How do you achieve cyber resilience?

Follow best practices and take advantage of security systems and tools, such as:

1-Proactive security


Anti-malware protection
Anti-virus
Cyber risk quantification
Email security
Endpoint protection, endpoint security
Ransomware protection
Risk-based vulnerability management
Unified asset inventory
URL filtering


2-Preventative security


Backup
Education
Encryption


3-Security management systems


Data Loss Prevention (DLP)
Identity access management (IAM)
Multi-factor authentication (MFA)
Patch management tools
Security information and event management (SIEM)

Cyber Resilience vs.
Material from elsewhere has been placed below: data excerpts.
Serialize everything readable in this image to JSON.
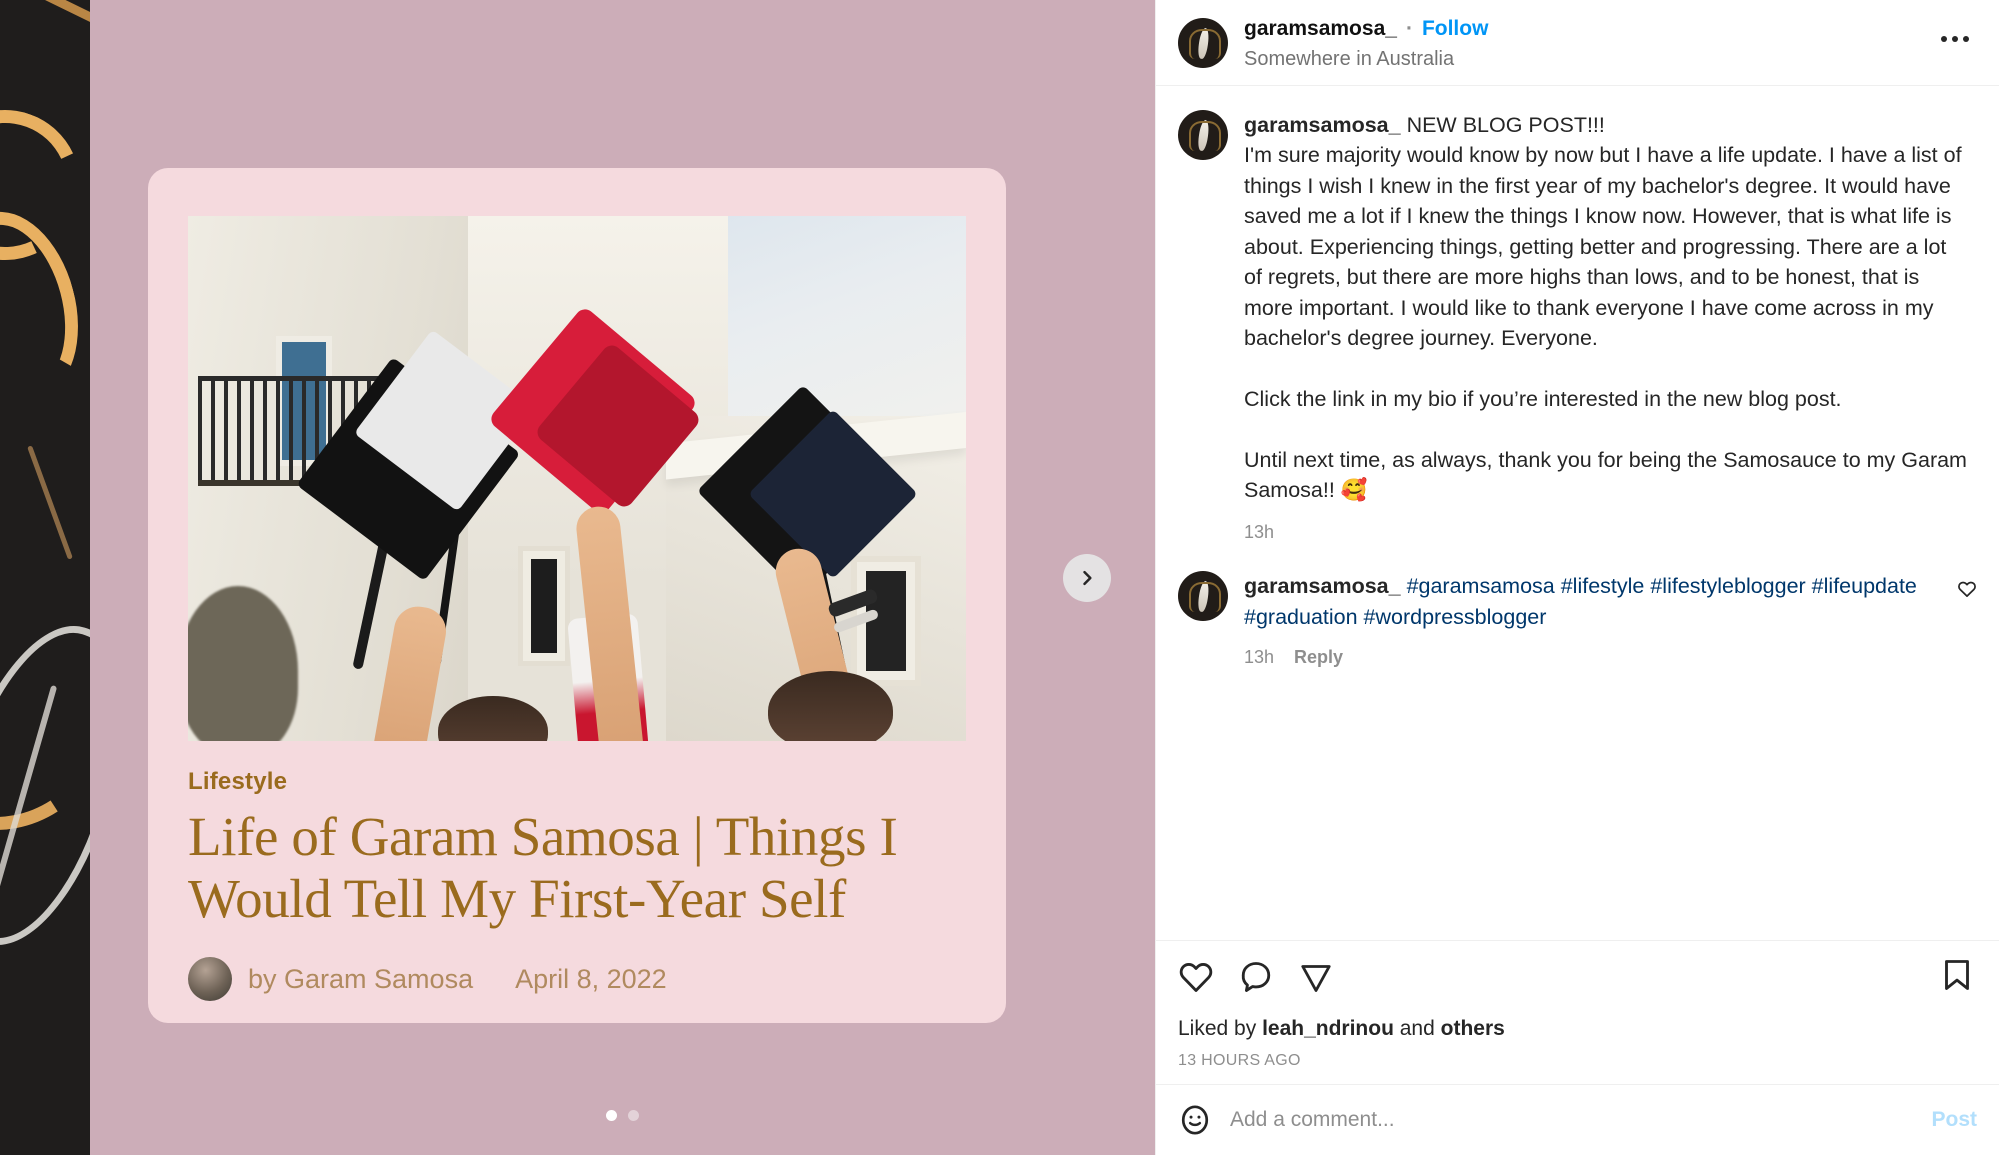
{
  "header": {
    "username": "garamsamosa_",
    "separator": "·",
    "follow_label": "Follow",
    "location": "Somewhere in Australia",
    "more_icon": "more-options-icon"
  },
  "caption": {
    "username": "garamsamosa_",
    "headline": "NEW BLOG POST!!!",
    "body": "I'm sure majority would know by now but I have a life update. I have a list of things I wish I knew in the first year of my bachelor's degree. It would have saved me a lot if I knew the things I know now. However, that is what life is about. Experiencing things, getting better and progressing. There are a lot of regrets, but there are more highs than lows, and to be honest, that is more important. I would like to thank everyone I have come across in my bachelor's degree journey. Everyone.\n\nClick the link in my bio if you’re interested in the new blog post.\n\nUntil next time, as always, thank you for being the Samosauce to my Garam Samosa!! 🥰",
    "time": "13h"
  },
  "comment": {
    "username": "garamsamosa_",
    "hashtags": "#garamsamosa #lifestyle #lifestyleblogger #lifeupdate #graduation #wordpressblogger",
    "time": "13h",
    "reply_label": "Reply",
    "like_icon": "heart-icon"
  },
  "actions": {
    "like_icon": "heart-icon",
    "comment_icon": "comment-bubble-icon",
    "share_icon": "share-paper-plane-icon",
    "save_icon": "bookmark-icon",
    "liked_by_prefix": "Liked by ",
    "liked_by_user": "leah_ndrinou",
    "liked_by_middle": " and ",
    "liked_by_suffix": "others",
    "posted_time": "13 HOURS AGO"
  },
  "add_comment": {
    "emoji_icon": "smiley-face-icon",
    "placeholder": "Add a comment...",
    "post_label": "Post"
  },
  "media": {
    "carousel_next_icon": "chevron-right-icon",
    "dots_total": 2,
    "dot_active_index": 0,
    "card": {
      "category": "Lifestyle",
      "title": "Life of Garam Samosa | Things I Would Tell My First-Year Self",
      "author": "by Garam Samosa",
      "date": "April 8, 2022",
      "photo_alt": "graduation-caps-thrown-in-air"
    }
  },
  "colors": {
    "follow_blue": "#0095f6",
    "hashtag_blue": "#00376b",
    "card_bg": "#f5dade",
    "slide_bg": "#ccadb8",
    "backdrop_dark": "#1f1d1c",
    "gold": "#e8b061",
    "title_brown": "#9a6b1e",
    "byline_brown": "#b08a5f",
    "post_btn": "#b2dffc",
    "muted_gray": "#8e8e8e"
  }
}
Cybersecurity

There is a persistent confusion between cybersecurity and cyber resilience and their relationship. Cyber resiliency is not a replacement for cybersecurity. They are complementary. Cyber resiliency techniques are used to support and enhance cybersecurity measures.

Cybersecurity


Cybersecurity is a defense strategy consisting of a combination of technologies and processes that are designed to enforce policies and protect systems, networks, data, and IT infrastructure from cyber threats (e.g., malware, ransomware, hacktivism, malicious insiders). Effective cybersecurity reduces the risk of cyber-attacks and protects resources and assets from loss, theft, or damage.

Cyber Resilience


Cyber resilience combines cybersecurity and operational resilience. It refers to an organization’s ability to consistently prevent, respond to, mitigate, and successfully recover from cyber-related incidents. This includes threats and attacks from cyber-criminals and malicious insiders, and also catastrophic system failures from misconfigurations and accidental deletions. Cyber resilience can be applied to both external and internal threats.
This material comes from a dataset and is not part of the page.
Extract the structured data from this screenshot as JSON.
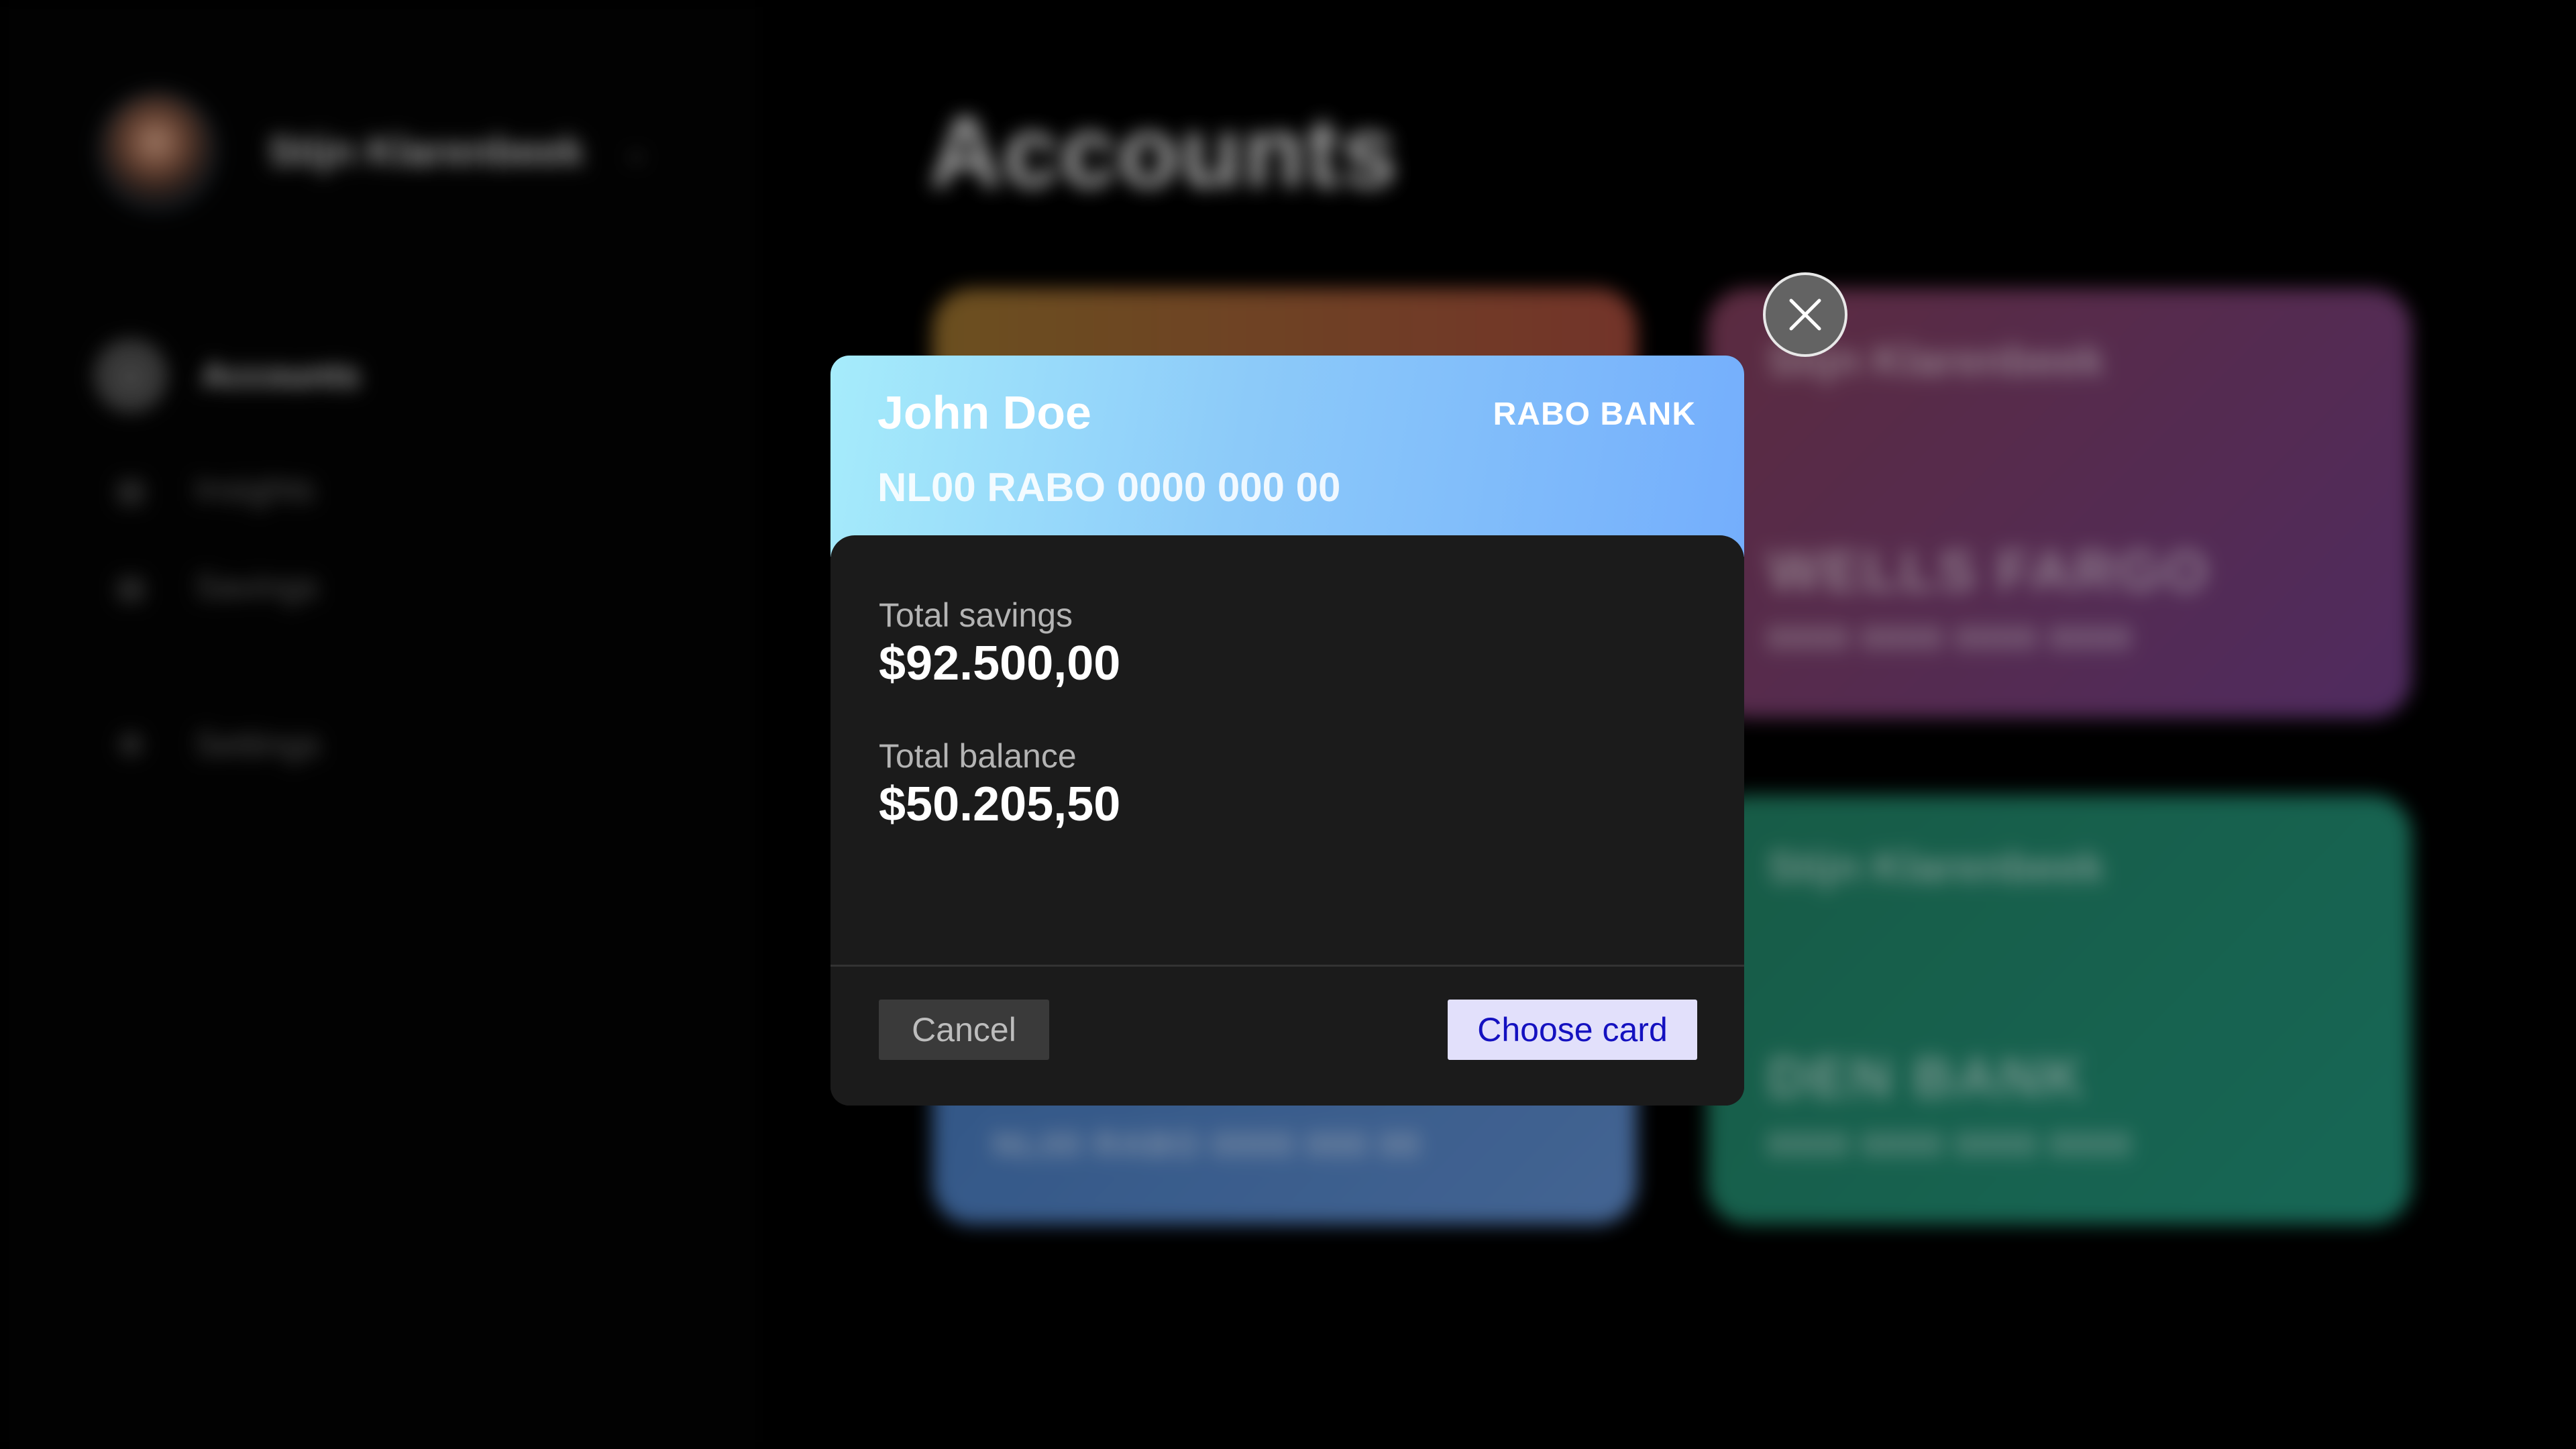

Cyber resilience strategies assume that attackers have an advantage in reaching their target with innovative tools and approaches, use of different malware variants, and the element of surprise. This concept helps businesses prepare, prevent, respond, and successfully recover and resume their pre-attack business processes and business operations. In short, cyber resilience requires the business to think differently and be more agile in order to anticipate and mitigate attacks.

Business leaders across the globe realize that no singular cybersecurity solution is sufficient enough to tackle today’s sophisticated and constantly evolving cyber-attacks. Despite ramping up your defenses, cyber-criminals can still take advantage of human error or find loopholes and penetrate your company’s network and IT systems. This is where using using proactive tools with automation and AI is key to establishing cyber resilience across the organization.